LetspingLetsPing

Autonomous customer service bot on a production database

You can let a support bot touch a production database only if every write goes through a governed gateway: the bot proposes a change, LetsPing freezes the request, a human approves or edits it, and your backend applies the change under audit. This article walks through the architecture: what the bot is allowed to read, how it proposes writes, how humans stay in the loop, and how LetsPing gives you an audit trail strong enough for disputes and compliance.

1. Separate read and write paths

Let the agent read from production via a read-only API or replica so it can answer questions and reason about accounts. Keep all writes behind a dedicated gateway that only your backend can call.

The support bot never talks to the database directly. It talks to LetsPing; LetsPing talks to your backend; your backend talks to the database.

2. Have the bot propose, not execute, changes

When the bot wants to issue a refund, cancel a subscription, or update contact details, it calls lp.ask() with a structured payload that describes the desired change.

const decision = await lp.ask({
  service:  "support-agent",
  action:   "update_customer_record",
  priority: "high",
  payload:  { customer_id: "c_123", operation: "refund", amount: 1200, currency: "usd" }
});

Humans see this payload exactly as the agent produced it, can correct mistakes, and only then does the backend apply the mutation.
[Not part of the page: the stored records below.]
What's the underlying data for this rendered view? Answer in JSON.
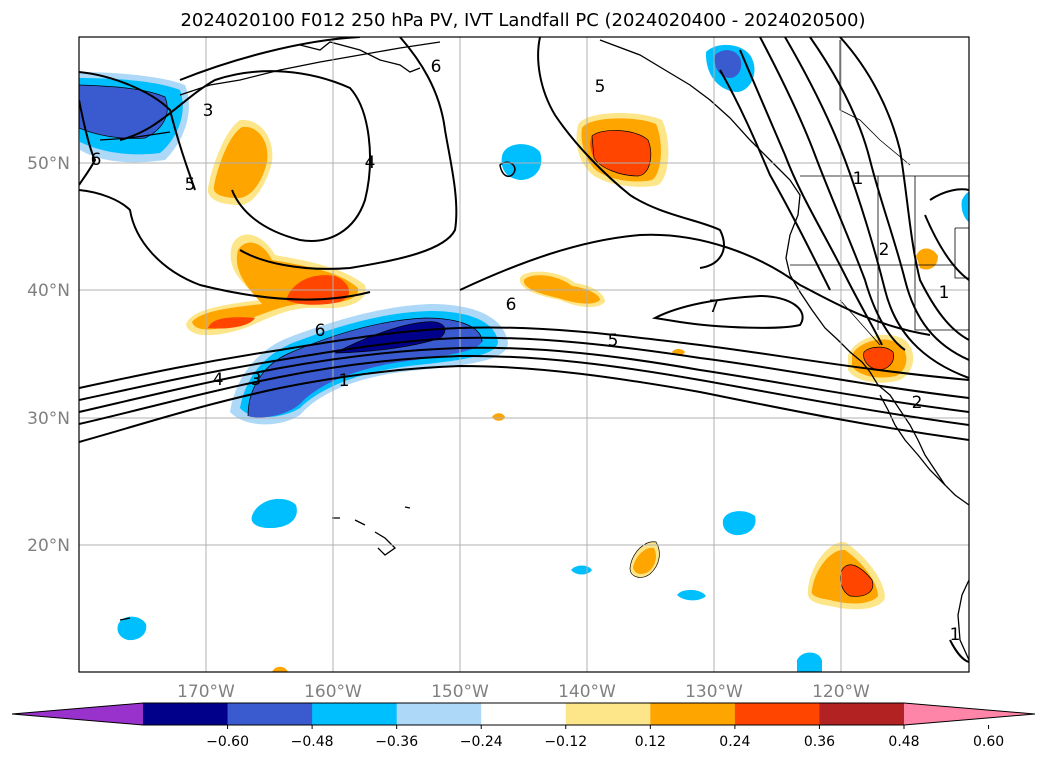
{
  "title": "2024020100 F012 250 hPa PV, IVT Landfall PC (2024020400 - 2024020500)",
  "map": {
    "lon_range": [
      -180,
      -110
    ],
    "lat_range": [
      10,
      60
    ],
    "lat_ticks": [
      "50°N",
      "40°N",
      "30°N",
      "20°N"
    ],
    "lon_ticks": [
      "170°W",
      "160°W",
      "150°W",
      "140°W",
      "130°W",
      "120°W"
    ],
    "gridlines": true,
    "contour_labels": [
      "6",
      "3",
      "5",
      "4",
      "6",
      "5",
      "4",
      "3",
      "1",
      "6",
      "6",
      "5",
      "7",
      "2",
      "2",
      "1",
      "1",
      "1"
    ]
  },
  "colorbar": {
    "orientation": "horizontal",
    "extend": "both",
    "colors": [
      "#9932cc",
      "#00008b",
      "#3a5bcf",
      "#00bfff",
      "#add8f7",
      "#ffffff",
      "#fde68a",
      "#ffa500",
      "#ff4500",
      "#b22222",
      "#ff85a8"
    ],
    "tick_labels": [
      "−0.60",
      "−0.48",
      "−0.36",
      "−0.24",
      "−0.12",
      "0.12",
      "0.24",
      "0.36",
      "0.48",
      "0.60"
    ]
  }
}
3. Apply approved changes via a narrow backend API

Your backend exposes a small set of functions such as applySupportAction(decision). It enforces business rules, rate limits, and further validation before it ever touches the database.

This keeps the blast radius small even if prompts or models drift: the only thing the agent can do is send structured proposals through LetsPing.

4. Audit and dispute handling

Every approved or rejected change is recorded with timestamp, actor id, and payload diff. If a customer claims the bot did something wrong, you can show exactly which operator approved which payload and what was changed.

For higher-stakes scenarios, combine this with Accepting Agents as Customers so downstream systems can also verify actions cryptographically.